AH ! well it does appear that his "signature " was part of the printing process as I try to compare our pictures, still interesting !
 
The Prairie Traveler by Marcy written in 1859. Memoirs tend to be episodic. Histories and narratives look at event leading up to and after some historical significant thing.
This is a day by day guide. What you need in your wagon, repairs in the field, where livestock is cheapest.
Written by an army officer that traveled the trails he speaks from hard won experience.
One of the things that I had to find so interesting was the time it was written. Written just eighteen years after the ‘last‘ rendezvous. In that time frame one could expect to resupply as needed along routes.
 
Lonesome Dove is probably McMurtry's best, but Dead Man's Walk has the most action and is the funniest. Right now I'm reading A Life Wild and Perilous; Mountain Men and the Path to the Pacific, by Robert Utley.

A book I read when I was 10 that I still read almost every year is Big Red, by Jim Kjellgaard.
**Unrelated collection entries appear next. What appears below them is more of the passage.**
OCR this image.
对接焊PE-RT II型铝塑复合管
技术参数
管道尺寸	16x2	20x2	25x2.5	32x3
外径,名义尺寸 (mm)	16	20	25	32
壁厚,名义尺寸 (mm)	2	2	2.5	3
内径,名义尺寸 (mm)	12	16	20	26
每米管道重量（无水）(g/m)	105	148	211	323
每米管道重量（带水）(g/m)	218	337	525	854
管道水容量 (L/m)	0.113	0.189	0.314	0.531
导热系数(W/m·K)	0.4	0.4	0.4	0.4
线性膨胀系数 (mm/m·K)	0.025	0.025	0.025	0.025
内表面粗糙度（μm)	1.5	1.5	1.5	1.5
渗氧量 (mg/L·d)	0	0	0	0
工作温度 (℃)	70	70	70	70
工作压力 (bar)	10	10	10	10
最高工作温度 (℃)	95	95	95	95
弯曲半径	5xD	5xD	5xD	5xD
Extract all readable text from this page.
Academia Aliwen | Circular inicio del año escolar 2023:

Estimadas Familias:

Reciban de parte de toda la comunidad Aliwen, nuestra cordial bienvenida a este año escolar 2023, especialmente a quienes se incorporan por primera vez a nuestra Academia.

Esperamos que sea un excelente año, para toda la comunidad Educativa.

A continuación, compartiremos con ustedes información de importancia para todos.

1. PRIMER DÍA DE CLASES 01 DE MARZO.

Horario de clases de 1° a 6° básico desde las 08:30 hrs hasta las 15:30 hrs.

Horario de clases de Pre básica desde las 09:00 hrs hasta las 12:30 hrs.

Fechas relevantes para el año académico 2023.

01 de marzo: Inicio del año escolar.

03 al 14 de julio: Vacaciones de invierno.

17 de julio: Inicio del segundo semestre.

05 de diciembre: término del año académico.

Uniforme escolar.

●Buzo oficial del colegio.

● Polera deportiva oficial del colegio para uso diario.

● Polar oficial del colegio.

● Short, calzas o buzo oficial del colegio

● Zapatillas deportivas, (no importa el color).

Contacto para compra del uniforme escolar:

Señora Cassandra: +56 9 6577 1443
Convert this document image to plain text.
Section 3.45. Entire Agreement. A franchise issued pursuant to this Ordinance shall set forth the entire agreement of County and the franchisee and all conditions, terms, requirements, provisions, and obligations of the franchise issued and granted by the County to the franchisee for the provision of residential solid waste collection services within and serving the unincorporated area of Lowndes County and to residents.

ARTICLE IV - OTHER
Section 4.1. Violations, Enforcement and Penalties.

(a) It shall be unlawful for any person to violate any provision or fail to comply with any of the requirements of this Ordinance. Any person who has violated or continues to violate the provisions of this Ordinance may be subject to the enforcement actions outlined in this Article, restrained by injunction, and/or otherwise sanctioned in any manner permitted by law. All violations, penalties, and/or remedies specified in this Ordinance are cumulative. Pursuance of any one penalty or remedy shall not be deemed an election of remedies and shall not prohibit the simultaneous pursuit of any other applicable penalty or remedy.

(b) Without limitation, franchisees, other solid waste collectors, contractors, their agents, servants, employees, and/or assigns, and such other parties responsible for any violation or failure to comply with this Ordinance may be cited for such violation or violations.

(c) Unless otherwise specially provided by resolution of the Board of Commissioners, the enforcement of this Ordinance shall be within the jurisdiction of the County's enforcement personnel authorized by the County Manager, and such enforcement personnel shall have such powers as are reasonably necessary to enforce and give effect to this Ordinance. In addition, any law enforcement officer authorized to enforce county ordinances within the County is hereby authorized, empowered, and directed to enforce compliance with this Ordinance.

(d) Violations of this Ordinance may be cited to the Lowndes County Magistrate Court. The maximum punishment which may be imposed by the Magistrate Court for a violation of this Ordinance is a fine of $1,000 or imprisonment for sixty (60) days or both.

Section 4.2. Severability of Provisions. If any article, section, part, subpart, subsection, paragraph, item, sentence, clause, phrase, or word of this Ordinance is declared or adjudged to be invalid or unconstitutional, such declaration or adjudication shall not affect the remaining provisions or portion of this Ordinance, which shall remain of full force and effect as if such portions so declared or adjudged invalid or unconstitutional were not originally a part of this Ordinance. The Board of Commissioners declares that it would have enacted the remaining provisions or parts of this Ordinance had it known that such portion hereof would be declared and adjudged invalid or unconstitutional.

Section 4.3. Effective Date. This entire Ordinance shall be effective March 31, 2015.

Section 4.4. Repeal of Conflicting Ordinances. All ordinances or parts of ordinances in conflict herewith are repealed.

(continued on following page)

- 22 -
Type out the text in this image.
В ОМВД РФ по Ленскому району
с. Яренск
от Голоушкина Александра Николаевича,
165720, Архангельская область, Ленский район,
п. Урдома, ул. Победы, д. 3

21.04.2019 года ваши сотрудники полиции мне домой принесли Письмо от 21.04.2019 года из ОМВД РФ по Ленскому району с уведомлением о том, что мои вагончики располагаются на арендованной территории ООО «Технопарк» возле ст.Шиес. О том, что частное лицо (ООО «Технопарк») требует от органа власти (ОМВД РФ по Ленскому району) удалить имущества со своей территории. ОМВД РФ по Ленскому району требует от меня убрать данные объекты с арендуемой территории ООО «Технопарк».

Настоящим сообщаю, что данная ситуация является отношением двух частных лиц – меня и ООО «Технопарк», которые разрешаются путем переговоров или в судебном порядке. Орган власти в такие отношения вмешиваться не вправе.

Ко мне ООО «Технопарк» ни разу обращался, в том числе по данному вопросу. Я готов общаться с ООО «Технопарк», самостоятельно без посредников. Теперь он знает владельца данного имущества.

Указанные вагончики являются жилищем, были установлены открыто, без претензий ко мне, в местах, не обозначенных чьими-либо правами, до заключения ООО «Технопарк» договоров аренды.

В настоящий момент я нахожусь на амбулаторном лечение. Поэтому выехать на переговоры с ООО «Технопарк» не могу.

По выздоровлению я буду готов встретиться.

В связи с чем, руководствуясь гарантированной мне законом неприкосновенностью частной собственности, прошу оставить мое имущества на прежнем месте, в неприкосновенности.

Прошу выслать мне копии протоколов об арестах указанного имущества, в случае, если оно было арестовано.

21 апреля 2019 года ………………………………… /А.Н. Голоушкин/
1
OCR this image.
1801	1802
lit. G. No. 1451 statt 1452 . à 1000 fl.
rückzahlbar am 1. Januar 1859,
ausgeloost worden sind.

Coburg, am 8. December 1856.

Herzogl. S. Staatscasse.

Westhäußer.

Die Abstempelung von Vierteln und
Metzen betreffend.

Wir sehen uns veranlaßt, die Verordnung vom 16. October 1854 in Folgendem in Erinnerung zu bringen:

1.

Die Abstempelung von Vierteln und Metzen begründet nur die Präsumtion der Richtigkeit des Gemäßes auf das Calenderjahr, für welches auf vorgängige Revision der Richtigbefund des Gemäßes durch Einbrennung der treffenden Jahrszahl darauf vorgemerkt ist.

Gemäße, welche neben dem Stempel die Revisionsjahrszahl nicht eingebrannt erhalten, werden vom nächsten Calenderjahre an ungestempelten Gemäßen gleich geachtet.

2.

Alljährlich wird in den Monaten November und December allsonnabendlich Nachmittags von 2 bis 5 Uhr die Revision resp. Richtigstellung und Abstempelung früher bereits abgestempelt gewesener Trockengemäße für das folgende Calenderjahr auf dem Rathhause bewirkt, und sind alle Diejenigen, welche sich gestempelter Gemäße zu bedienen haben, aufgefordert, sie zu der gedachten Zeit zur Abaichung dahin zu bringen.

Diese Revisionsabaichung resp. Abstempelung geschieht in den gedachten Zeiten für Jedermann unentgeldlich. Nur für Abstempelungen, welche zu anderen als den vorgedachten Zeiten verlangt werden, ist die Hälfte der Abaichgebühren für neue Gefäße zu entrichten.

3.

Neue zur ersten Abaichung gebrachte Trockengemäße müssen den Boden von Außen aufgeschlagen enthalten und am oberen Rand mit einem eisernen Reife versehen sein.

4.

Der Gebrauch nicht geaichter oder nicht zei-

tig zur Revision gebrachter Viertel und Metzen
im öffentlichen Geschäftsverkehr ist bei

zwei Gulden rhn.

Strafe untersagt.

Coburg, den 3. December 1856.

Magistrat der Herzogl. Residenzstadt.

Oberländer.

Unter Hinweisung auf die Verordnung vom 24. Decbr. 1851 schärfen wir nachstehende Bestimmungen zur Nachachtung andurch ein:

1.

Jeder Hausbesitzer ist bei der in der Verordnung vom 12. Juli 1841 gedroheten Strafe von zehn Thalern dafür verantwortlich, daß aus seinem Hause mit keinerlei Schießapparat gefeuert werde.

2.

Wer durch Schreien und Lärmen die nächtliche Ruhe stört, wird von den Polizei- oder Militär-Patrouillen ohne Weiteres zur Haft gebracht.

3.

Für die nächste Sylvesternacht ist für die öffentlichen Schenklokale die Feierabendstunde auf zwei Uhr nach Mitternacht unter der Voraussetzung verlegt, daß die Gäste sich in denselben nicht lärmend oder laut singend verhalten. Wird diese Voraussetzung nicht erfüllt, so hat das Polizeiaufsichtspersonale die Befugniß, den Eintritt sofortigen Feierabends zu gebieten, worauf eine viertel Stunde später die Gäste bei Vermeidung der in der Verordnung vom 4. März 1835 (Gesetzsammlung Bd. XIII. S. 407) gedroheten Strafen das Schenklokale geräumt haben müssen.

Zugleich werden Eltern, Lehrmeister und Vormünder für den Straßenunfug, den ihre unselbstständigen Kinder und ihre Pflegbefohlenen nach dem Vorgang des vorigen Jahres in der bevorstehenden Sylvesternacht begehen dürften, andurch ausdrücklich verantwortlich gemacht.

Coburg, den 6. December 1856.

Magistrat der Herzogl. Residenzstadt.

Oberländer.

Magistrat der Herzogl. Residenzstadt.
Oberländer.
Great book about a dog. And I really like Watership Down by Richard Adams.
 
A. B. Guthries The Big Sky, The Way West, and Fair land Fair Land. Elmer Kelton has several westerns including early days in Texas.
I can second the books by AB Guthrie. The Big Sky is a great story and gets into nice details like the decisions people had to make about whether to stick with their flinters or convert to the new cap locks out in the wilderness. It’s a melancholy story that’s masterfully written.